Les Enfants éblouis, texte et mise en scène d’Yan Allégret
Un écran reflète l’eau à peine agitée aux pieds d’un homme seul dans son fauteuil. L’eau et la lumière nous entraînent vers ce qui sera un long poème de la mémoire : toute une vie en une journée, pour un homme qui bouge à peine… Une image simple et belle. De la mémoire remontent des bribes de vie, imaginaires ou anciennes, mêlés aux instants empêchés du présent.

C’est souvent très beau, quand remonte le souvenir d‘une maison d’enfance, d’un arbre bienfaisant, jusqu’à ce que reviennent, pour la joie de l’homme immobile, « les enfants éblouis ». Le passé n’est pas le regret, mais l’illumination qui peut revenir à tout moment de la vie. La Joie, dit l’auteur, citant Christian Bobin.
Mais la composition même du poème, avec ses allers et retours, et contours, malmène l’attention du spectateur.
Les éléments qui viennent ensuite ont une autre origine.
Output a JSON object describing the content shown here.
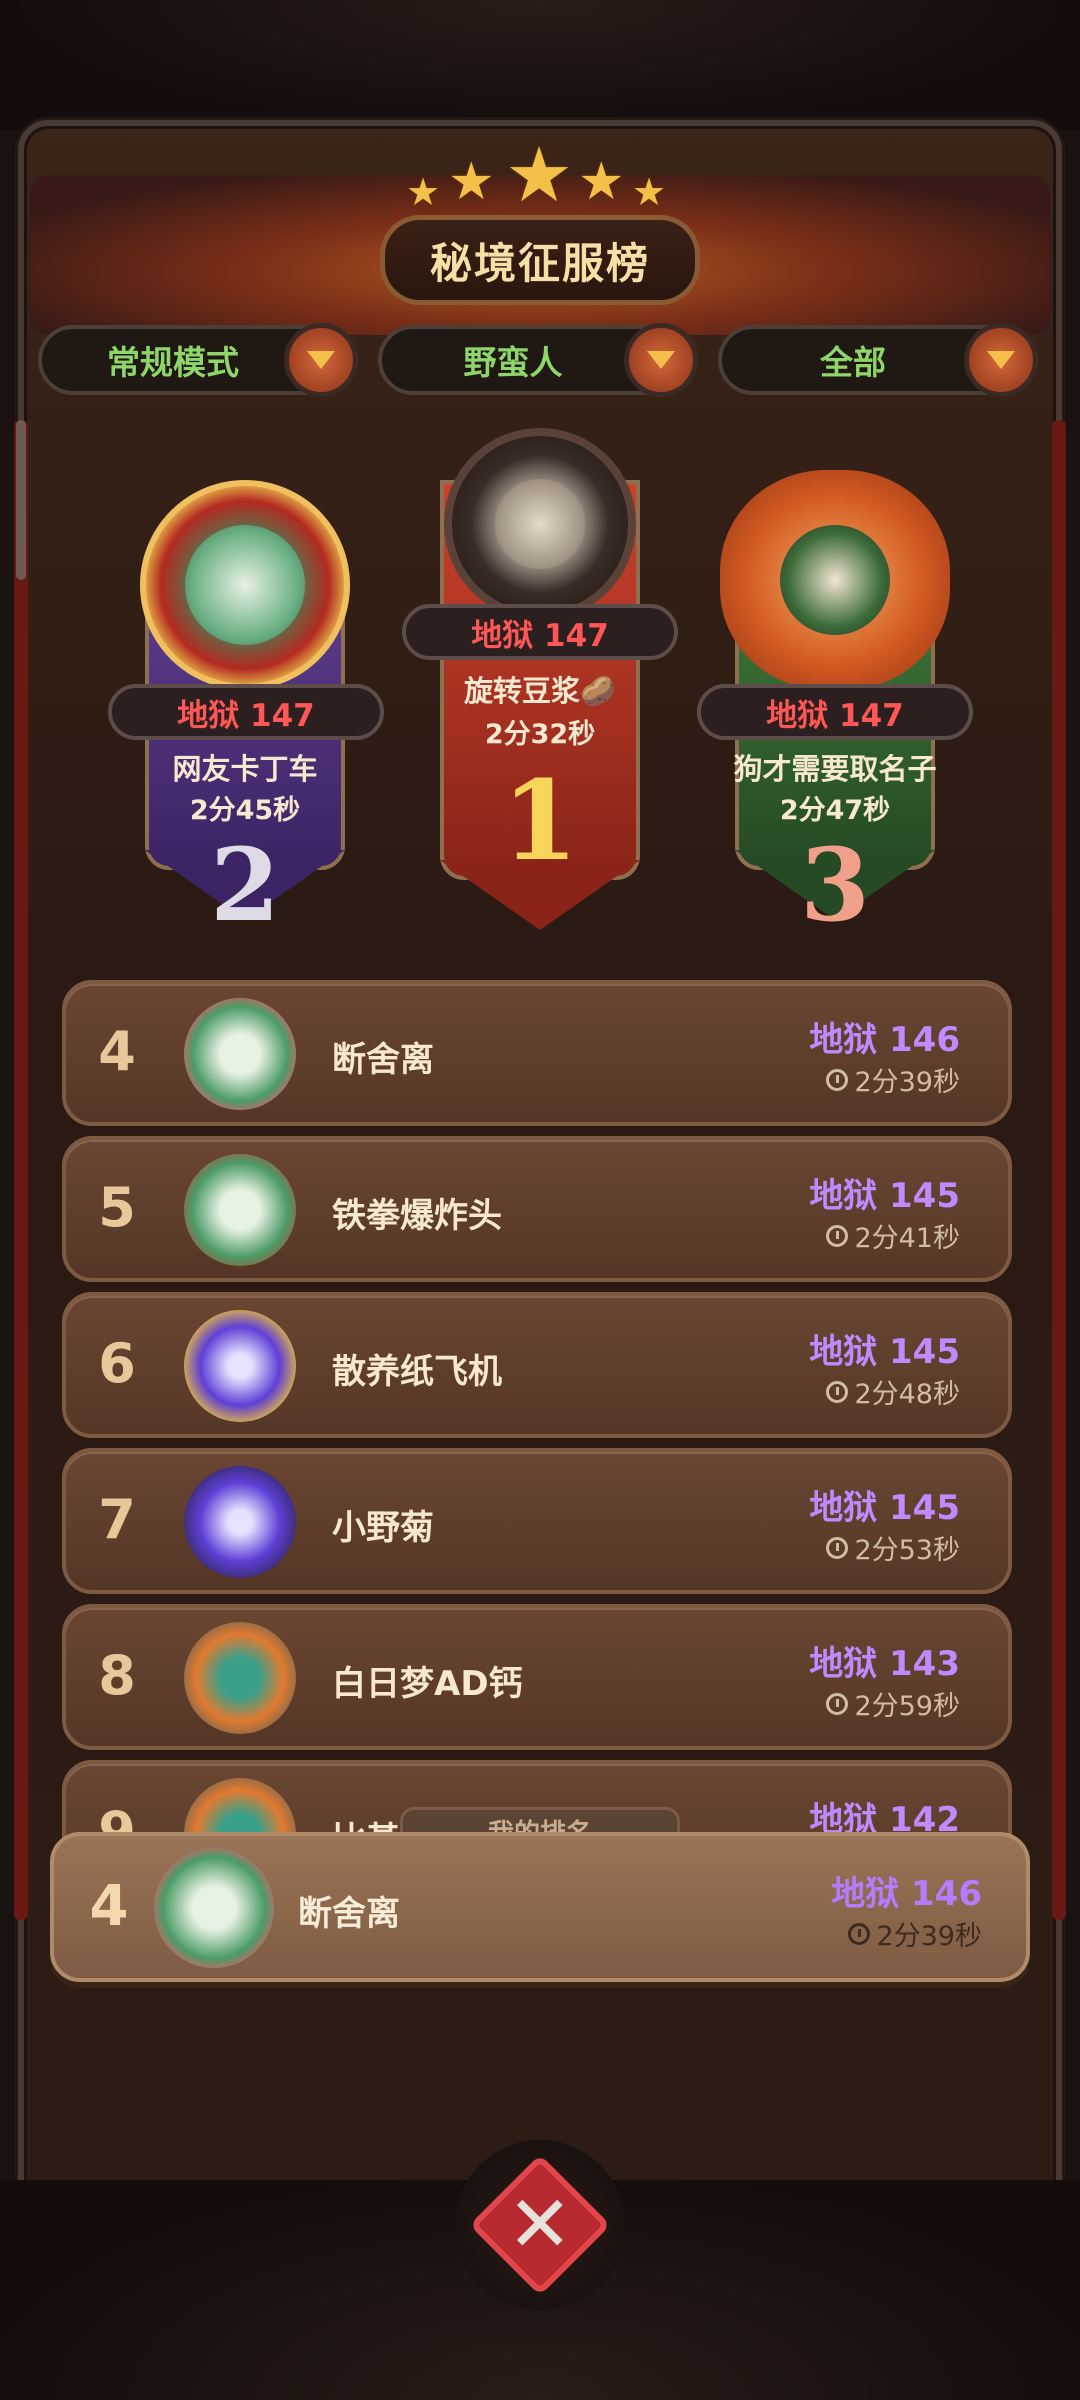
{
  "title": "秘境征服榜",
  "filters": [
    {
      "label": "常规模式"
    },
    {
      "label": "野蛮人"
    },
    {
      "label": "全部"
    }
  ],
  "podium": {
    "first": {
      "level": "地狱 147",
      "name": "旋转豆浆🥔",
      "time": "2分32秒",
      "rank": "1"
    },
    "second": {
      "level": "地狱 147",
      "name": "网友卡丁车",
      "time": "2分45秒",
      "rank": "2"
    },
    "third": {
      "level": "地狱 147",
      "name": "狗才需要取名子",
      "time": "2分47秒",
      "rank": "3"
    }
  },
  "ranking": [
    {
      "rank": "4",
      "name": "断舍离",
      "level": "地狱 146",
      "time": "2分39秒"
    },
    {
      "rank": "5",
      "name": "铁拳爆炸头",
      "level": "地狱 145",
      "time": "2分41秒"
    },
    {
      "rank": "6",
      "name": "散养纸飞机",
      "level": "地狱 145",
      "time": "2分48秒"
    },
    {
      "rank": "7",
      "name": "小野菊",
      "level": "地狱 145",
      "time": "2分53秒"
    },
    {
      "rank": "8",
      "name": "白日梦AD钙",
      "level": "地狱 143",
      "time": "2分59秒"
    },
    {
      "rank": "9",
      "name": "比基",
      "level": "地狱 142",
      "time": ""
    }
  ],
  "my_rank": {
    "tag": "我的排名",
    "rank": "4",
    "name": "断舍离",
    "level": "地狱 146",
    "time": "2分39秒"
  },
  "colors": {
    "level_red": "#ff5656",
    "level_purple": "#c089ff",
    "filter_green": "#8fd66a"
  },
  "icons": [
    "star-icon",
    "dropdown-arrow-icon",
    "clock-icon",
    "close-icon"
  ]
}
Et l’abus de la voix off fatigue. Pourtant, faire théâtre de ce poème, c’est possible avec un acteur de la trempe de Yann Colette. Environné, obsédé par cette voix off, il a d’abord d’infimes sursauts, comme s‘il percevait quelque chose qu’il ne peut identifier. Peu à peu un mot lui vient, un autre… Il reprend la parole et retrouve en lui l‘enfant ébloui.
Et lui, Yann Colette, nous éblouit par l’intensité de sa présence d’abord silencieuse, par la grâce des mouvements qu’il esquisse après une longue attente, près de faire craquer le public. Un défi sans doute nécessaire… Il fallait que la parole, la danse de l’acteur naisse d’une longue contrainte. À voir, pour rencontrer un acteur rare.
Christine Friedel
Le spectacle sera repris en 2021 au Nouveau Gare au Théâtre, Vitry-sur-Seine (Val-de-Marne) ensuite à l’Échangeur (Seine-Saint-Denis). Puis Théâtre de la Tête Noire-Scène conventionnée pour les écritures contemporaines, Saran (Loiret).